Nice! :clap What were you using? Jigs, bait or what? Great pics and report.


----------



## BIGSEA (Feb 16, 2009)

JIGS ALL THE WAY NO BAIT


----------



## Nitzey (Oct 9, 2007)

Very nice looking fish. Care to share more? Live bottom or wreck? Live bait or jigs? If live bait, which?


----------



## BIGSEA (Feb 16, 2009)

JIGS MAN


----------



## lobsterman (Sep 30, 2007)

Whats up homey. This is Mission man.


----------



## Geronimo (Oct 2, 2007)

Nice fish. Welcome to the forum.


----------



## BIGSEA (Feb 16, 2009)

NOT ME MAN THIS IS FIRST TIME I HAVE POSTED ON THE FORUM


----------



## lobsterman (Sep 30, 2007)

BigSea, this is George.
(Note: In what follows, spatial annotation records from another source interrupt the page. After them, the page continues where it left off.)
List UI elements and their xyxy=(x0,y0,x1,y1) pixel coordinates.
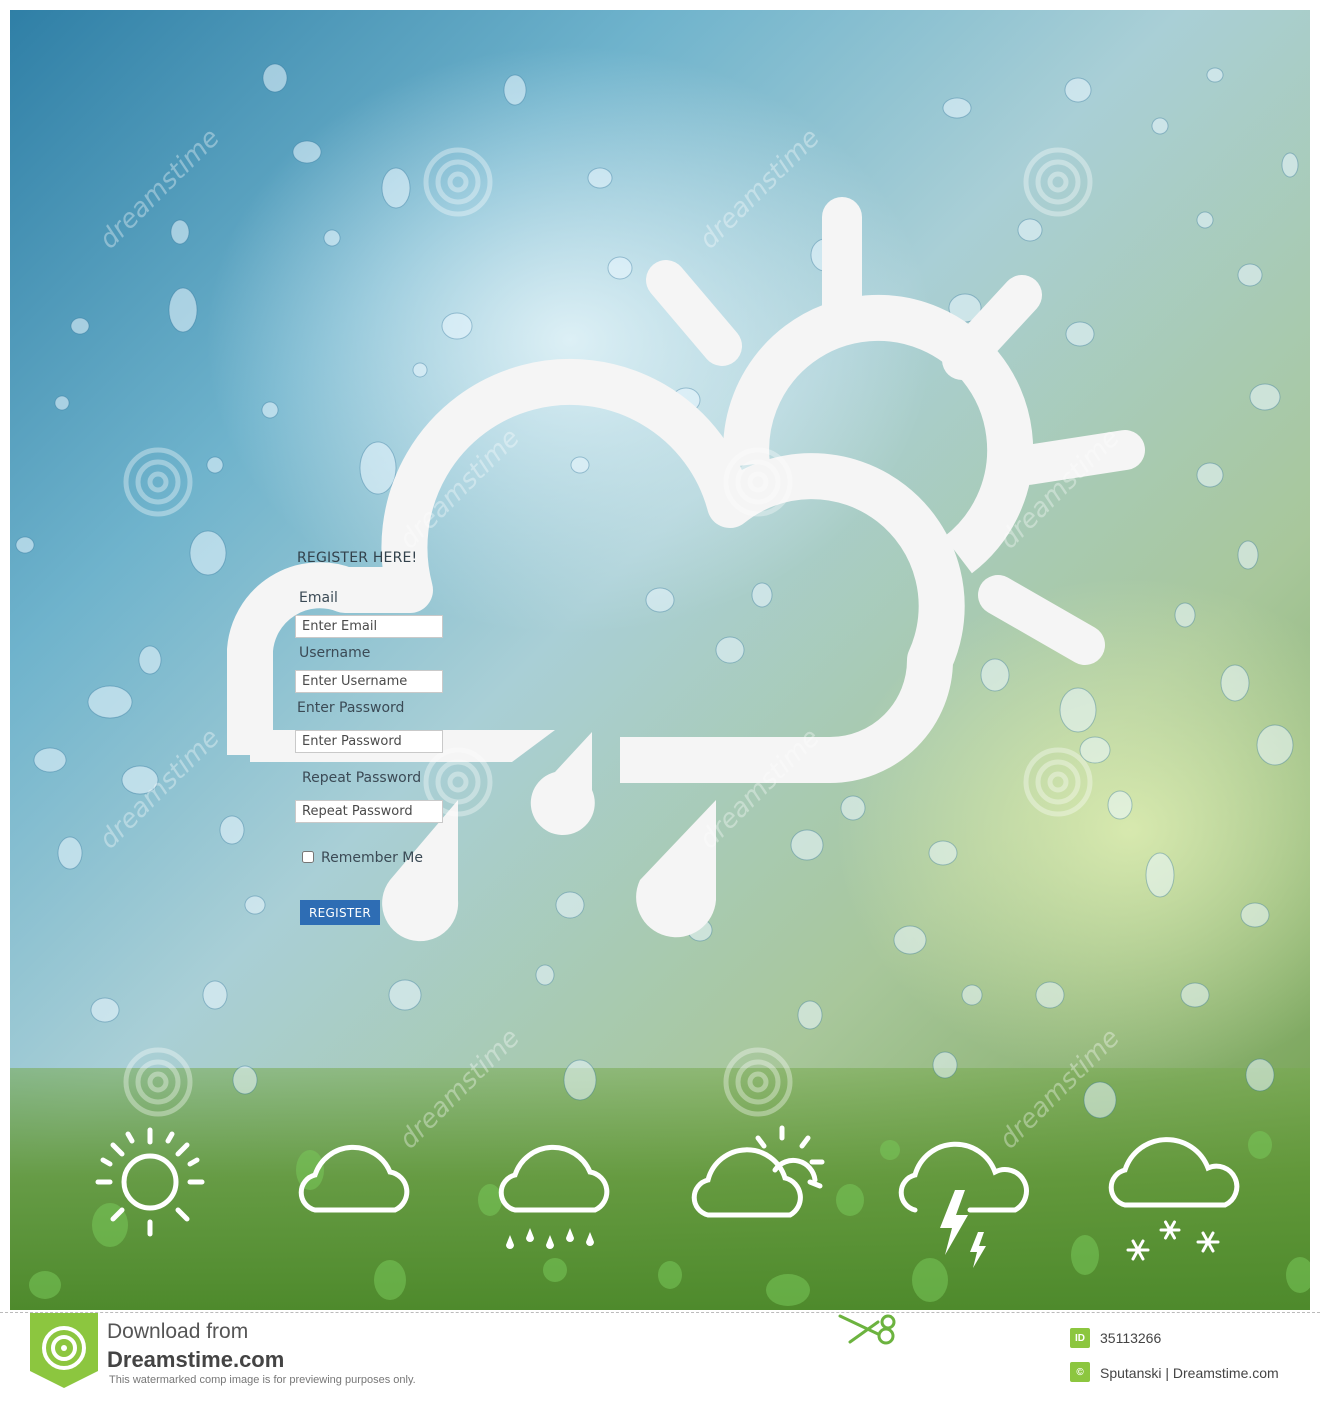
copyright-badge: © xyxy=(1070,1362,1090,1382)
email-field[interactable] xyxy=(295,615,443,638)
email-label: Email xyxy=(299,590,338,606)
preview-notice: This watermarked comp image is for previ… xyxy=(109,1374,416,1386)
username-label: Username xyxy=(299,645,371,661)
id-badge: ID xyxy=(1070,1328,1090,1348)
register-form: REGISTER HERE! Email Username Enter Pass… xyxy=(10,10,1310,1310)
download-from-text: Download from xyxy=(107,1320,249,1343)
form-title: REGISTER HERE! xyxy=(297,550,418,566)
dreamstime-brand[interactable]: Dreamstime.com xyxy=(107,1347,284,1373)
remember-me-label[interactable]: Remember Me xyxy=(321,850,423,866)
repeat-password-field[interactable] xyxy=(295,800,443,823)
password-field[interactable] xyxy=(295,730,443,753)
username-field[interactable] xyxy=(295,670,443,693)
scissors-icon xyxy=(838,1314,896,1345)
image-id: 35113266 xyxy=(1100,1330,1162,1346)
repeat-password-label: Repeat Password xyxy=(302,770,422,786)
password-label: Enter Password xyxy=(297,700,405,716)
register-button[interactable]: REGISTER xyxy=(300,900,380,925)
credit-text[interactable]: Sputanski | Dreamstime.com xyxy=(1100,1365,1279,1381)
weather-background: dreamstime dreamstime dreamstime dreamst… xyxy=(10,10,1310,1310)
remember-me-checkbox[interactable] xyxy=(302,851,314,863)
dreamstime-logo-icon xyxy=(30,1313,98,1388)
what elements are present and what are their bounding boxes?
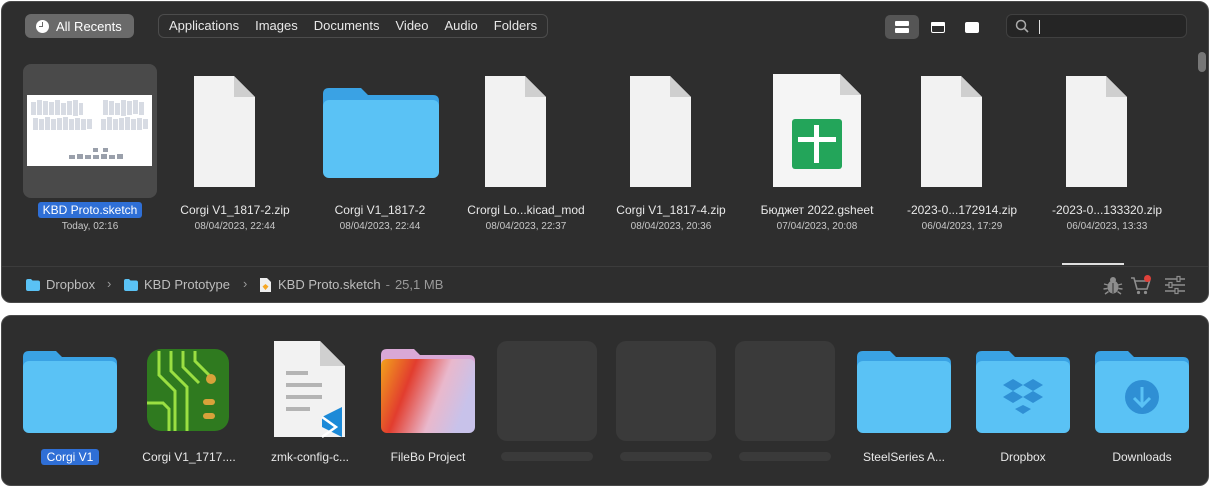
- shelf-item-label: Corgi V1: [5, 449, 135, 465]
- shelf-item-label: zmk-config-c...: [270, 450, 349, 464]
- folder-icon: [323, 88, 439, 178]
- shelf-label-placeholder: [620, 452, 712, 461]
- recent-item-name: Corgi V1_1817-2.zip: [180, 203, 290, 217]
- shelf-slot-empty[interactable]: [735, 341, 835, 441]
- sketch-file-icon: [260, 277, 271, 292]
- recent-item-name: Бюджет 2022.gsheet: [760, 203, 874, 217]
- path-segment-kbd-prototype[interactable]: KBD Prototype: [124, 277, 230, 292]
- path-segment-label: KBD Prototype: [144, 277, 230, 292]
- recent-item-name: -2023-0...172914.zip: [906, 203, 1018, 217]
- downloads-folder-icon: [1095, 351, 1189, 433]
- recent-item-budget-gsheet[interactable]: [750, 64, 884, 198]
- file-size: 25,1 MB: [394, 277, 444, 292]
- gallery-view-button[interactable]: [955, 15, 989, 39]
- recent-item-date: 07/04/2023, 20:08: [776, 221, 858, 232]
- folder-icon: [857, 351, 951, 433]
- filter-segmented-control: Applications Images Documents Video Audi…: [158, 14, 549, 38]
- filter-video[interactable]: Video: [388, 15, 437, 37]
- chevron-right-icon: ›: [243, 276, 248, 291]
- filter-applications[interactable]: Applications: [159, 15, 247, 37]
- document-icon: [921, 76, 982, 187]
- document-icon: [1066, 76, 1127, 187]
- document-icon: [485, 76, 546, 187]
- recent-item-name: Corgi V1_1817-4.zip: [616, 203, 726, 217]
- recent-item-kbd-proto-sketch[interactable]: [23, 64, 157, 198]
- recent-item-name: -2023-0...133320.zip: [1051, 203, 1163, 217]
- search-input[interactable]: [1006, 14, 1187, 38]
- recent-item-date: 08/04/2023, 20:36: [630, 221, 712, 232]
- project-folder-icon: [381, 349, 475, 433]
- recent-item-zip-172914[interactable]: [895, 64, 1029, 198]
- path-segment-kbd-proto-sketch[interactable]: KBD Proto.sketch - 25,1 MB: [260, 277, 443, 292]
- shelf-item-corgi-pcb[interactable]: [139, 341, 239, 441]
- bug-icon[interactable]: [1102, 275, 1124, 295]
- spreadsheet-icon: [773, 74, 861, 187]
- shelf-slot-empty[interactable]: [497, 341, 597, 441]
- text-cursor: [1039, 20, 1040, 34]
- recents-panel: All Recents Applications Images Document…: [1, 1, 1209, 303]
- filter-images[interactable]: Images: [247, 15, 306, 37]
- recent-item-date: 06/04/2023, 13:33: [1066, 221, 1148, 232]
- large-icons-view-button[interactable]: [885, 15, 919, 39]
- sliders-icon[interactable]: [1164, 275, 1186, 295]
- filter-audio[interactable]: Audio: [437, 15, 486, 37]
- recent-item-date: 08/04/2023, 22:37: [485, 221, 567, 232]
- recent-item-corgi-folder[interactable]: [313, 64, 447, 198]
- shelf-label-placeholder: [739, 452, 831, 461]
- all-recents-label: All Recents: [56, 18, 122, 34]
- path-bar: Dropbox › KBD Prototype › KBD Proto.sket…: [2, 266, 1208, 302]
- scroll-indicator: [1062, 263, 1124, 265]
- recent-item-name: Corgi V1_1817-2: [334, 203, 426, 217]
- recent-item-date: Today, 02:16: [61, 221, 119, 232]
- dropbox-folder-icon: [976, 351, 1070, 433]
- folder-icon: [23, 351, 117, 433]
- recent-item-zip-133320[interactable]: [1040, 64, 1174, 198]
- path-segment-dropbox[interactable]: Dropbox: [26, 277, 95, 292]
- document-icon: [630, 76, 691, 187]
- vertical-scrollbar[interactable]: [1198, 52, 1206, 72]
- recent-item-corgi-zip-2[interactable]: [168, 64, 302, 198]
- shelf-item-corgi-v1[interactable]: [20, 341, 120, 441]
- chevron-right-icon: ›: [107, 276, 112, 291]
- document-icon: [194, 76, 255, 187]
- path-segment-label: KBD Proto.sketch: [278, 277, 381, 292]
- recent-item-date: 08/04/2023, 22:44: [194, 221, 276, 232]
- pcb-icon: [147, 349, 229, 431]
- large-icons-view-icon: [895, 21, 909, 33]
- recent-item-date: 06/04/2023, 17:29: [921, 221, 1003, 232]
- shelf-item-steelseries[interactable]: [854, 341, 954, 441]
- list-view-icon: [931, 21, 945, 33]
- shelf-item-dropbox[interactable]: [973, 341, 1073, 441]
- path-segment-label: Dropbox: [46, 277, 96, 292]
- all-recents-button[interactable]: All Recents: [25, 14, 134, 38]
- recent-item-kicad-mod[interactable]: [459, 64, 593, 198]
- shelf-slot-empty[interactable]: [616, 341, 716, 441]
- shelf-item-label: Corgi V1_1717....: [142, 450, 236, 464]
- clock-icon: [36, 19, 49, 33]
- shelf-item-downloads[interactable]: [1092, 341, 1192, 441]
- recent-item-name: KBD Proto.sketch: [15, 202, 165, 218]
- folder-icon: [124, 278, 138, 291]
- filter-folders[interactable]: Folders: [486, 15, 547, 37]
- filter-documents[interactable]: Documents: [306, 15, 388, 37]
- shelf-item-filebo-project[interactable]: [378, 341, 478, 441]
- folder-icon: [26, 278, 40, 291]
- sketch-preview-thumbnail: [27, 95, 152, 166]
- gallery-view-icon: [965, 21, 979, 33]
- recent-item-date: 08/04/2023, 22:44: [339, 221, 421, 232]
- recent-item-name: Crorgi Lo...kicad_mod: [467, 203, 585, 217]
- shelf-label-placeholder: [501, 452, 593, 461]
- shelf-item-label: FileBo Project: [390, 450, 466, 464]
- shelf-item-label: SteelSeries A...: [862, 450, 946, 464]
- separator-dash: -: [385, 277, 390, 292]
- vscode-document-icon: [274, 341, 345, 439]
- recent-item-corgi-zip-4[interactable]: [604, 64, 738, 198]
- search-icon: [1015, 19, 1029, 33]
- shelf-item-label: Dropbox: [1000, 450, 1046, 464]
- shelf-item-zmk-config[interactable]: [260, 341, 360, 441]
- cart-icon[interactable]: [1130, 275, 1152, 295]
- shelf-item-label: Downloads: [1112, 450, 1172, 464]
- shelf-panel: Corgi V1 Corgi V1_1717.... zmk-config-c.…: [1, 315, 1209, 486]
- list-view-button[interactable]: [921, 15, 955, 39]
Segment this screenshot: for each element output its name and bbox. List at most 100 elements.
It's about time you joined the group.


----------



## jigslinger (Sep 30, 2007)

> *spottedtails (2/15/2009)*Funny, I saw that same picture posted last year. Nice try.


Five visits and you just so happened to see this pic last year?:nonono


----------



## BIGSEA (Feb 16, 2009)

YEH MAN I AM ON NOW


----------



## Private Pilot (Oct 3, 2007)

Nice jacks.Great fighters aren't they?


----------



## parrothead (Oct 1, 2007)

Very nice !!!!!!!!!!!! Those are very good on the grill wrapped in bacon !!!!!!!!! Thanks for posting.

Scott


----------



## wirebiter (Jun 4, 2008)

> *parrothead (2/15/2009)*Very nice !!!!!!!!!!!! Those are very good on the grill wrapped in bacon !!!!!!!!! Thanks for posting.
> 
> 
> 
> Scott




Now where did you get that idea from Scott? I wonder?oke


----------



## TOBO (Oct 3, 2007)

Nice fish!


----------



## recess (Oct 8, 2007)

Thanks for the post and picture. Glad to see some one got out.


----------



## LATERALINE (Oct 2, 2007)

I love jigs!


----------



## Findeep (Oct 12, 2007)

Gentlemen start you're jiggin'!!!:clap


----------



## captain wahoo (Dec 14, 2008)

sweet fish, making me HUNGRY:clap


----------